I’m pretty new to Bayesian networks, but I was able to figure out a few things in Weka with the gui and the BayesNet algorithm. I’m trying to do the same thing programmatically in Python, and I wasn’t able to with the Weka wrapper. What I’d like to do is learn categories from a term document matrix with about 1300 columns(each is a word). After I have my model learned, I’d like to be able to do two things… 1.) to set evidence/observation to a category and see the probabilities per word change, and 2.) also send in a 1300 column vector and get a prediction as to the category it belongs to. Are these things possible using PyMC? Is there a tutorial/documentation doing something similar? I’ve looked and haven’t found anything yet. Thank you very much!
Sounds like you are describing a latent dirichlet allocation (LDA): https://docs.pymc.io/notebooks/lda-advi-aevb.html
Would you know about setting up just a BayesNet type network. I understand the very basics of it, and I can see how to explain it. It would be a good exercise form to start from that and then compare with other ones. I’m familiar with Weka and would like to get to something like this (https://www.cs.waikato.ac.nz/~remco/weka_bn/node20.html) but programmatically. I’d like to learn a network from data, then set some evidence, and be able to see how it changed.
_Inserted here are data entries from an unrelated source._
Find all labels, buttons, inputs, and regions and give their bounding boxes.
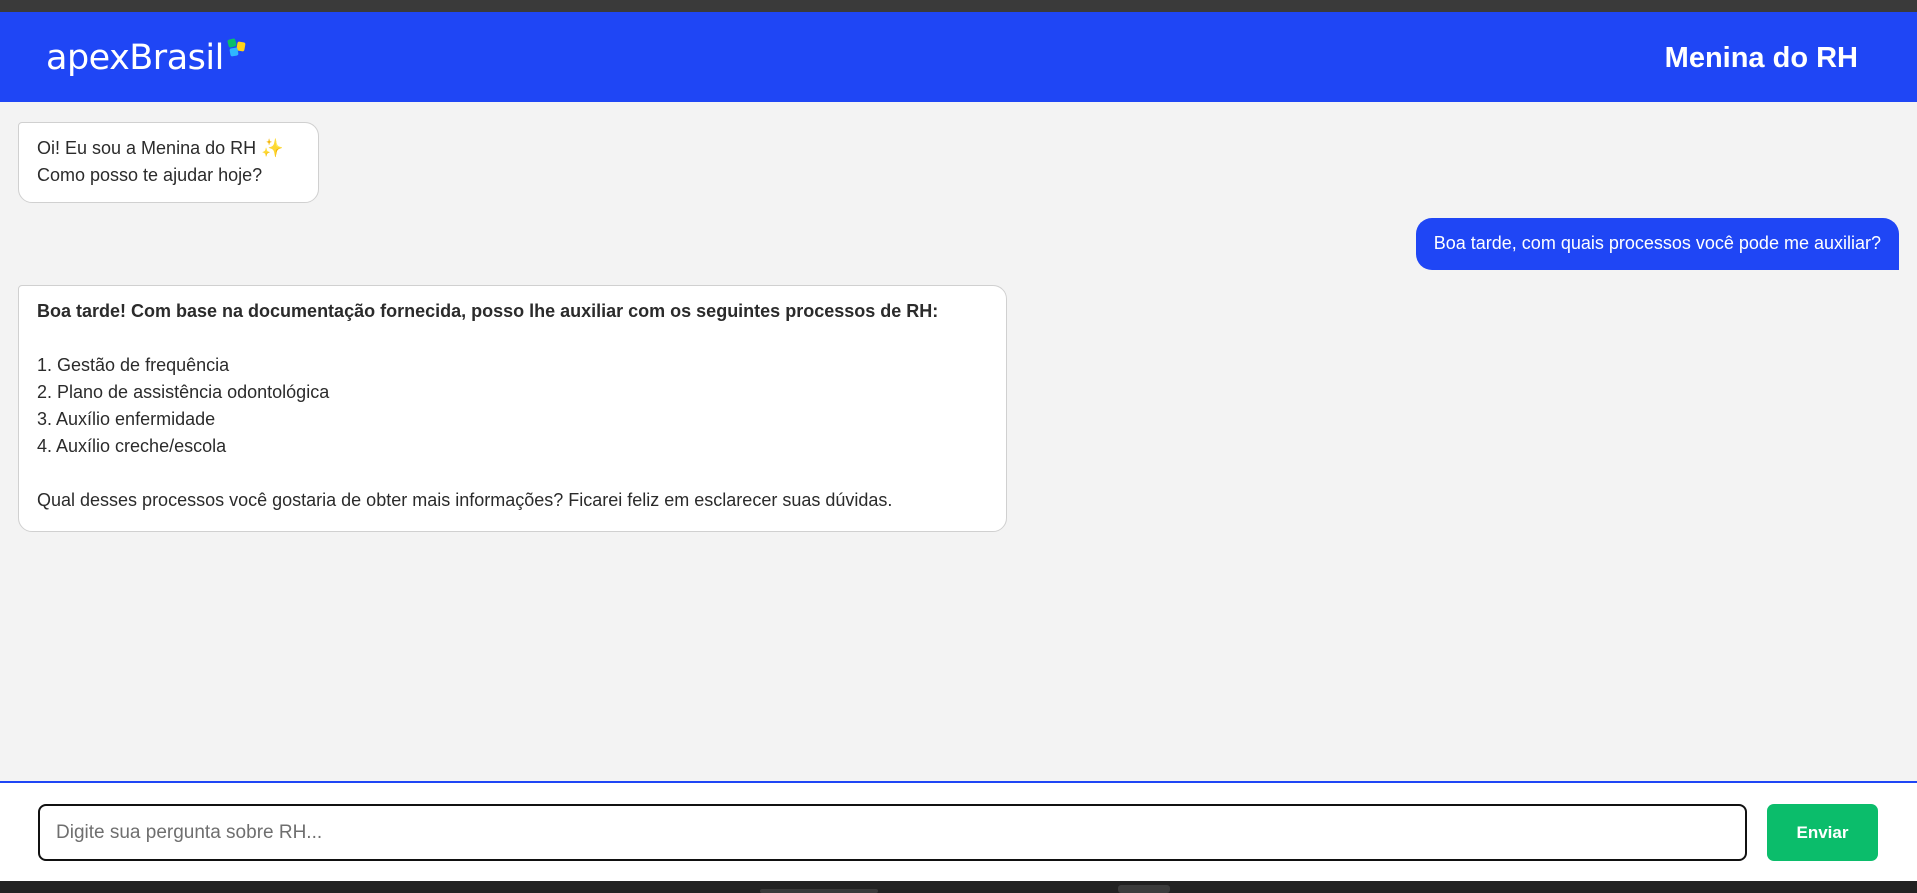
list-item: 1. Gestão de frequência bbox=[37, 355, 230, 375]
send-button[interactable]: Enviar bbox=[1767, 804, 1878, 861]
taskbar-item[interactable] bbox=[1118, 885, 1170, 893]
bot-message: Oi! Eu sou a Menina do RH ✨ Como posso t… bbox=[18, 122, 319, 203]
page-title: Menina do RH bbox=[1664, 42, 1858, 74]
message-line: Como posso te ajudar hoje? bbox=[37, 165, 263, 185]
app-header: apexBrasil Menina do RH bbox=[0, 12, 1917, 103]
apex-brasil-logo: apexBrasil bbox=[46, 36, 248, 80]
composer-bar: Enviar bbox=[0, 781, 1917, 881]
user-message: Boa tarde, com quais processos você pode… bbox=[1415, 218, 1899, 270]
taskbar-item[interactable] bbox=[760, 889, 878, 893]
bot-message: Boa tarde! Com base na documentação forn… bbox=[18, 285, 1007, 532]
list-item: 2. Plano de assistência odontológica bbox=[37, 382, 330, 402]
list-item: 3. Auxílio enfermidade bbox=[37, 409, 216, 429]
chat-area[interactable]: Oi! Eu sou a Menina do RH ✨ Como posso t… bbox=[0, 102, 1917, 781]
taskbar bbox=[0, 881, 1917, 893]
message-text: Boa tarde, com quais processos você pode… bbox=[1433, 233, 1881, 253]
browser-top-strip bbox=[0, 0, 1917, 12]
message-line: Oi! Eu sou a Menina do RH ✨ bbox=[37, 138, 284, 158]
message-intro: Boa tarde! Com base na documentação forn… bbox=[37, 301, 939, 321]
message-outro: Qual desses processos você gostaria de o… bbox=[37, 490, 893, 510]
logo-text: apexBrasil bbox=[46, 38, 224, 78]
brazil-flag-mark-icon bbox=[227, 38, 246, 57]
list-item: 4. Auxílio creche/escola bbox=[37, 436, 227, 456]
question-input[interactable] bbox=[38, 804, 1747, 861]
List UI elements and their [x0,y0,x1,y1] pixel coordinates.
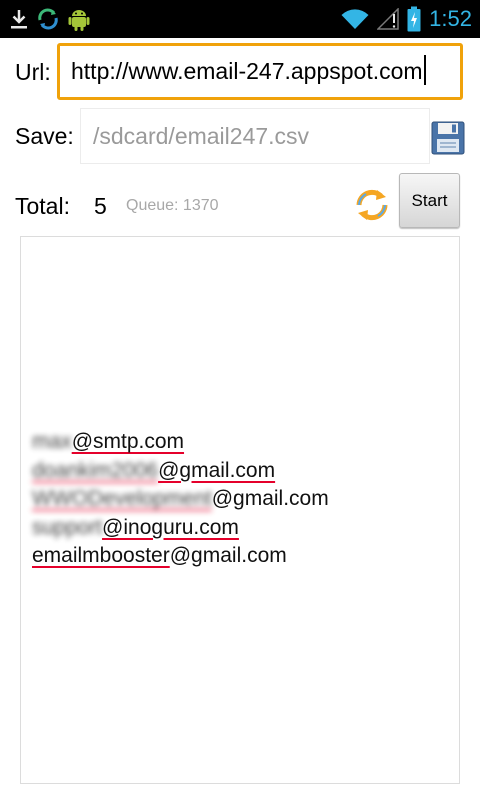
email-item[interactable]: max@smtp.com [32,428,329,457]
email-item[interactable]: doankim2006@gmail.com [32,457,329,486]
email-local-part-redacted: WWODevelopment [32,487,212,510]
start-button[interactable]: Start [399,173,460,228]
clock: 1:52 [429,6,472,31]
signal-icon [377,8,399,30]
email-domain: @inoguru.com [102,515,239,539]
notification-icons [10,6,90,32]
sync-icon [38,8,58,30]
results-panel[interactable]: max@smtp.com doankim2006@gmail.com WWODe… [20,236,460,784]
email-item[interactable]: WWODevelopment@gmail.com [32,485,329,514]
battery-charging-icon [407,6,421,32]
total-label: Total: [15,193,70,219]
url-label: Url: [15,59,51,85]
url-input[interactable]: http://www.email-247.appspot.com [57,43,463,100]
total-count: 5 [94,193,107,219]
status-bar: 1:52 [0,0,480,38]
save-path-input[interactable]: /sdcard/email247.csv [80,108,430,164]
email-domain: @smtp.com [71,430,185,453]
email-item[interactable]: emailmbooster@gmail.com [32,542,329,571]
email-local-part-redacted: max [32,430,72,453]
email-local-part-redacted: doankim2006 [32,458,159,482]
download-icon [11,10,27,29]
email-list: max@smtp.com doankim2006@gmail.com WWODe… [32,428,329,571]
save-label: Save: [15,123,74,149]
email-local-part-redacted: support [32,515,103,539]
email-domain: @gmail.com [211,487,329,510]
refresh-icon[interactable] [354,187,390,223]
email-domain: @gmail.com [169,544,287,567]
wifi-icon [341,9,369,29]
queue-status: Queue: 1370 [126,197,219,214]
save-path-placeholder: /sdcard/email247.csv [93,123,310,149]
email-domain: @gmail.com [158,458,276,482]
text-cursor [423,55,426,85]
floppy-disk-icon[interactable] [431,121,465,155]
email-local-part: emailmbooster [32,544,170,567]
url-input-text: http://www.email-247.appspot.com [71,58,423,84]
android-debug-icon [68,10,90,31]
system-icons: 1:52 [341,0,472,38]
email-item[interactable]: support@inoguru.com [32,514,329,543]
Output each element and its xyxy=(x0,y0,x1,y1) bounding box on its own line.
I have found this library that is able to read the same XMLBIF files that Weka creates/reads (https://programtalk.com/vs2/?source=python/10105/pgmpy/pgmpy/tests/test_readwrite/test_XMLBIF.py)
I have never work with Weka before. @ericmjl works quite a lot with network kind of data, maybe he knows?
I’m afraid I’m not able to help in this particular case. BayesNets - while I have heard the term, I’ve never formally learned it (either self-studied or in class). It may be that I know something about it, but I’m just unaware at the moment.
Thank you for your replies, I may need to try PyMC later. I was able to get pretty far with the Weka wrapper, here’s a link with some working code:
It looks like Weka has an underflow issue with large graphs…
So I’d like to try PyMC. Is it possible to learn a Bayesian network from data like the network shown in the first post here:
It sounds like I could then set my observation to a specific value in my class and then get the most influential attributes, is that correct? Is there a good tutorial for this? What are the right terms to use when talking about PyMC?